How do you live out your faith day-to-day?


As Christians, we are called to live out our faith through our words, deeds and actions. This might be in how we respond to a difficult conversation at work, the way in which we engage with a stranger in the street or choosing to say nothing at just the right moment. Two people in the Diocese of Chester share their thoughts on how they live out their faith day-to-day.

The Revd Dr Jenny McKay, Great Budworth

Jenny is a self-supporting minister in a secular setting: her workplace. She heads up a team of 12 veterinary pathologists working in a lab and sharing all of the normal ups and downs a workplace brings.

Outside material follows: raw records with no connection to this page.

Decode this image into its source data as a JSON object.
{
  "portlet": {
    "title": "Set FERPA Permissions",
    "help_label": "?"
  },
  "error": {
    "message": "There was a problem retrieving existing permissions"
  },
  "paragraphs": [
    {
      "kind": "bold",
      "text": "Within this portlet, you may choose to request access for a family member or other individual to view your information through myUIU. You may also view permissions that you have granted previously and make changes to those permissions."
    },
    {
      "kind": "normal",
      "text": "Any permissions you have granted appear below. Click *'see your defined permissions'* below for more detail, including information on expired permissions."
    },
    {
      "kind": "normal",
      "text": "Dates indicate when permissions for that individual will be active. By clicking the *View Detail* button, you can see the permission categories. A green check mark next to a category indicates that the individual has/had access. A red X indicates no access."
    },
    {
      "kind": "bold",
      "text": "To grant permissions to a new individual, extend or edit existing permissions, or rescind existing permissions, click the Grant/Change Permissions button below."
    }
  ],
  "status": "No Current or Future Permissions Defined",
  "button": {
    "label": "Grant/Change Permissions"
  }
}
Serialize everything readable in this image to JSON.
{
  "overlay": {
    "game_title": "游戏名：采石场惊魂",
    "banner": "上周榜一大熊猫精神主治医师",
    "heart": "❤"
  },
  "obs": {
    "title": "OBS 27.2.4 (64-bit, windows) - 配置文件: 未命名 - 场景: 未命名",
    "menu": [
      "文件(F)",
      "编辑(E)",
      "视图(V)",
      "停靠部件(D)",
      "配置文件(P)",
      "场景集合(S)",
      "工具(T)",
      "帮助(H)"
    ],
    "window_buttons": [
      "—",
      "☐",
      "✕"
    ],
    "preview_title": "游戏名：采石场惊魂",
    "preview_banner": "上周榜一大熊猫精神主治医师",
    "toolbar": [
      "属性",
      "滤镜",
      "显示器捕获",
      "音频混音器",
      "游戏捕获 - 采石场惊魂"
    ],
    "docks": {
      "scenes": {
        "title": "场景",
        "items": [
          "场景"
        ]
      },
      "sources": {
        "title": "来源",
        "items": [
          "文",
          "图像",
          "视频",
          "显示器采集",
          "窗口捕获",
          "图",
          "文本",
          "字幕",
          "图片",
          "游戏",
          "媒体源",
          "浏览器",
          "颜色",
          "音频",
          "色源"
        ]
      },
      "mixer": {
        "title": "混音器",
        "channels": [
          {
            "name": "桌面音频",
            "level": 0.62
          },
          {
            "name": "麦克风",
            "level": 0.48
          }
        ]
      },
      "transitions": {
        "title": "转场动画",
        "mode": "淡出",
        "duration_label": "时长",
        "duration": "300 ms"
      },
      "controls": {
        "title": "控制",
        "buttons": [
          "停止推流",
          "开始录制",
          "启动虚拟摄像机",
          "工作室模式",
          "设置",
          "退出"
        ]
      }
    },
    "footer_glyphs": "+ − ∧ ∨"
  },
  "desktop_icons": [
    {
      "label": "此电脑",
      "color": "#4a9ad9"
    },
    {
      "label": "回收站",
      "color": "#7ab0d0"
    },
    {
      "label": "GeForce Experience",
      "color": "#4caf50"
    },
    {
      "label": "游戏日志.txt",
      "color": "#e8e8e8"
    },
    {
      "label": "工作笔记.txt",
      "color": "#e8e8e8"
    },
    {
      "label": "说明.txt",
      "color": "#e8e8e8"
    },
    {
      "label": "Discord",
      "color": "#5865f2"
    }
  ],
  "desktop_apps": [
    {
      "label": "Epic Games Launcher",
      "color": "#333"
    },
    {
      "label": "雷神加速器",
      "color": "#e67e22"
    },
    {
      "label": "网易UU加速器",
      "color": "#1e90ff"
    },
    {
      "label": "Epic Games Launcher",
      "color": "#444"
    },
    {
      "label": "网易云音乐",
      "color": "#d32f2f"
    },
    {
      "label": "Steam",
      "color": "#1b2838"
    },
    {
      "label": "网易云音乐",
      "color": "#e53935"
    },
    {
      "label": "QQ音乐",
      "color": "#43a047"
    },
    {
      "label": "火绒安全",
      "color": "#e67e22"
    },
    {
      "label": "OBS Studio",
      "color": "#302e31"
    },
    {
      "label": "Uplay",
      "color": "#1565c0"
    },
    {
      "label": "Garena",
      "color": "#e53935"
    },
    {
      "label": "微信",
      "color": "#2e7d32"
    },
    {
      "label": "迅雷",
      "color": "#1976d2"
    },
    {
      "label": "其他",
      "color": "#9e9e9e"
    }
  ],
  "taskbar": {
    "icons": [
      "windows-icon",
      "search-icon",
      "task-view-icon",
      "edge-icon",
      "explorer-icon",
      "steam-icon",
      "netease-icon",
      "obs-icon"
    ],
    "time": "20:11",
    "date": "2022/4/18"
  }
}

Jenny says: “People know I’ve trained to be a priest and they do tend to ask about pastoral things. I’ll have conversations in the coffee room, and I’ll ask them about their weekend. It opens up the opportunity for deeper conversations.

“It’s important that as Christians we’re confident and bold enough to share our faith every day of the week. I would encourage all Christians to look for those opportunities to share what you believe. You can bring it into conversations quite casually by simply telling someone you went to church on Sunday – sometimes that’s all people need for them to ask questions and start a conversation.”

The Revd Dr Jenny McKay, Great Budworth

Chris Jarvis, Youth Worker, Bebington

Chris Jarvis is a Youth Worker in Bebington and leads a Christian union group at a local school. It’s an opportunity to eat together, play games and use some of the lunch hour to discuss a topic from a Christian perspective.

Chris says relationship and patience are important to his ministry.

One student with no connection with the church came along to the lunchtime gathering with some Christian friends. After a period of months getting to know her and building up a friendship, Chris gently invited her to attend a prayer group. She didn’t come, initially.

To Chris, the social stigma attached to being a young Christian in school can be a barrier. He says: “To take you up on an invitation to explore prayer and God for the first time, a young person has to trust you and know it’s going to be a safe place. They have to know that accepting an invitation is worth the risk.”

Chris’ care and patience eventually led to the student attending the prayer group and nearly two years after she first appeared at the door of the lunchtime Christian union, she was baptised.